In November, shares of Virgin America (VA) became publicly traded. Since then, much has happened to both the airline and the industry as whole.
This article will look at these events and bring investors up to date on how this airline has performed and whether its stock is a buy.
After Virgin America's IPO priced the stock at $23 per share, shares surged 25% on the day of the IPO. However, average investors had to pay about $30 per share since the lower price was only available to the investors participating in the IPO.
To compare the performance of Virgin America shares with those of other airlines I will use the higher price average investors had to pay as the starting point. It is more indicative of how well average investors could have done and how the market really valued the stock.
Even after the surge to $30 per share, Virgin America gained another 20% in the following days. From there, shares were volatile but tacked on another 20% to rise to over 40% above the stock's purchase price on the IPO day. Shares subsequently remained volatile, now sitting nearly 20% above the IPO day price for average investors.
Virgin America shares have significantly outperformed shares of American Airlines Group (AAL -0.21%), Southwest Airlines (LUV 1.40%), and Delta Air Lines (DAL 0.39%) since the IPO, and are close to even with the performance of United Continental Holdings (UAL -0.46%) stock. However, JetBlue Airways (JBLU) stock is up about 35% since Virgin America's IPO date.

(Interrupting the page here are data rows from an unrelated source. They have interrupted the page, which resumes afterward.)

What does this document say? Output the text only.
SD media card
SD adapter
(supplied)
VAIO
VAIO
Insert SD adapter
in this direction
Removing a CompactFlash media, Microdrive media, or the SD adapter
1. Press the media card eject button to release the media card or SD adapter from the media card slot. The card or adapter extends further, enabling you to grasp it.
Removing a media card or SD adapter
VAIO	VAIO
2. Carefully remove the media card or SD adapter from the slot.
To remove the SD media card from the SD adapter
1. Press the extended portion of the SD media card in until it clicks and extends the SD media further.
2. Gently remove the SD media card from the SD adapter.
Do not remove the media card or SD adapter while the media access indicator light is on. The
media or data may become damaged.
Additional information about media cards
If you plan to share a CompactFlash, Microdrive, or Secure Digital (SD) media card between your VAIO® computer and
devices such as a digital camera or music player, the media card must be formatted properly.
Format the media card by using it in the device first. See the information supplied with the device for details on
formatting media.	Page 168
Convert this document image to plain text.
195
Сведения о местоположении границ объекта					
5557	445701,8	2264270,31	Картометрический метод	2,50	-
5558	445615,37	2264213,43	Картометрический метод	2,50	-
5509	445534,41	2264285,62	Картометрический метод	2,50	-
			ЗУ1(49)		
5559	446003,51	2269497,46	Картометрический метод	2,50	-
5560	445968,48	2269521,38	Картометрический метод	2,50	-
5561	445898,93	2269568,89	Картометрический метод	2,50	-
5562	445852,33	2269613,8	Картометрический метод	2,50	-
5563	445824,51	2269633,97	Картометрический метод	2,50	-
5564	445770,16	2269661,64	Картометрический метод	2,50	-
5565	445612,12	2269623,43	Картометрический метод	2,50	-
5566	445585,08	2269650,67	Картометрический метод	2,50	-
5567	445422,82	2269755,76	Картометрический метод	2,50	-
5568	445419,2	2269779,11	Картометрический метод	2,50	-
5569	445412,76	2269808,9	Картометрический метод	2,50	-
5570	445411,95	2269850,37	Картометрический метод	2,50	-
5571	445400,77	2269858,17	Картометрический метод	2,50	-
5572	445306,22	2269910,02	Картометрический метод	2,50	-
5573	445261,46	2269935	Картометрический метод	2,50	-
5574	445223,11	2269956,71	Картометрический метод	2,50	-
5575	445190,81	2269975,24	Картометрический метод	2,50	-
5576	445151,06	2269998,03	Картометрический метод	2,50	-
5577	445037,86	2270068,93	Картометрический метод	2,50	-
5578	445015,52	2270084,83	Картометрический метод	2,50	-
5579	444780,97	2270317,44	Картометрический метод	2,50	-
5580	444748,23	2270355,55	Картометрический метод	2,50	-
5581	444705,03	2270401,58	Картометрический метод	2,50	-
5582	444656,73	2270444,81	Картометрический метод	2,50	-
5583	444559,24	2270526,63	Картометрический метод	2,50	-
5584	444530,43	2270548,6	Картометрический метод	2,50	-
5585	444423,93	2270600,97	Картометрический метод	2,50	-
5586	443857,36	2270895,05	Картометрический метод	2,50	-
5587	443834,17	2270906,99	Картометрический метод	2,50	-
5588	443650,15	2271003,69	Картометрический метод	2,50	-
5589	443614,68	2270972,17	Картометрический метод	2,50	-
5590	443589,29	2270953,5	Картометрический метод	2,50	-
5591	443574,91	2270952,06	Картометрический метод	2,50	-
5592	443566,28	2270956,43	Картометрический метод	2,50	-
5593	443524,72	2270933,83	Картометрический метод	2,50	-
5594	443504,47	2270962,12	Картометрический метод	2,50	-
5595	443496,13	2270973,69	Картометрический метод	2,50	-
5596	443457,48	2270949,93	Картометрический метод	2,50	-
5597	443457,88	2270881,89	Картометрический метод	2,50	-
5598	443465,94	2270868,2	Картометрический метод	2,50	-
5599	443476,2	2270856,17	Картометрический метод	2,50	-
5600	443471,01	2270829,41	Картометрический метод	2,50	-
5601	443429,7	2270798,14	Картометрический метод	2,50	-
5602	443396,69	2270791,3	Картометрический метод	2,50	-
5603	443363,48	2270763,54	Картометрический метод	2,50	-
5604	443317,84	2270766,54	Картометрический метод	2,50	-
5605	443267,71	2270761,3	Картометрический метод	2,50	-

Virgin America reported an $84 million profit excluding special items for 2014. While this is small compared to the profits of other larger airlines, it's a meaningful achievement for Virgin America, which has been trying to convince investors that consistent profits are coming after years of losses.
The airline also announced a 16% increase in frequent flyer program membership during 2014, and expects growth to continue. This is a positive development as frequent flyer programs can foster customer loyalty by offering members special perks.
Virgin America holds less than 2.5% of the U.S. airline market share. To grow, the airline is working on building out its network.
The airline intends to compete with Southwest Airlines on the Dallas Love Field to Austin route. While Southwest has long been the dominant presence at the Dallas Love Field, Virgin America is looking to loosen its rival's grip.
Virgin America has also taken steps to expand beyond the North American continent with the announcement of a route to Honolulu, Hawaii. According to Skift.com, Honolulu is among the top 10 domestic destinations from the airline's Los Angeles International Airport hub, yet Virgin America has not yet offered a flight. No word yet on demand for this Virgin America route, but the airline believes the offering has potential as it looks to expand beyond its current boundaries.
At 8.6 times estimated 2015 earnings, Virgin America trades at a premium to American Airlines (4.8 times) and United Continental Holdings (6.2 times) and at a discount to Delta (9.3 times), Southwest (12.2 times), and JetBlue (10.6 times).
Based on these numbers, Virgin America carries the lowest valuation of the nonlegacy carriers. However, being significantly smaller than rivals, Virgin America carries additional risks from having a smaller base of loyal customers, having less geographical diversification, and the need to compete against rivals with stronger networks and greater economies of scale.
Since its November IPO, Virgin America shares have outperformed or matched those of most rival airlines; however, the stock has remained volatile throughout. The 2014 profit lends strength to the case that the airline can operate profitably, but investors should still look for growth to push profits to a higher level.
As a smaller airline than its peers, Virgin America carries greater risks, but risk-tolerant investors looking to avoid legacy carriers might want to consider this airline.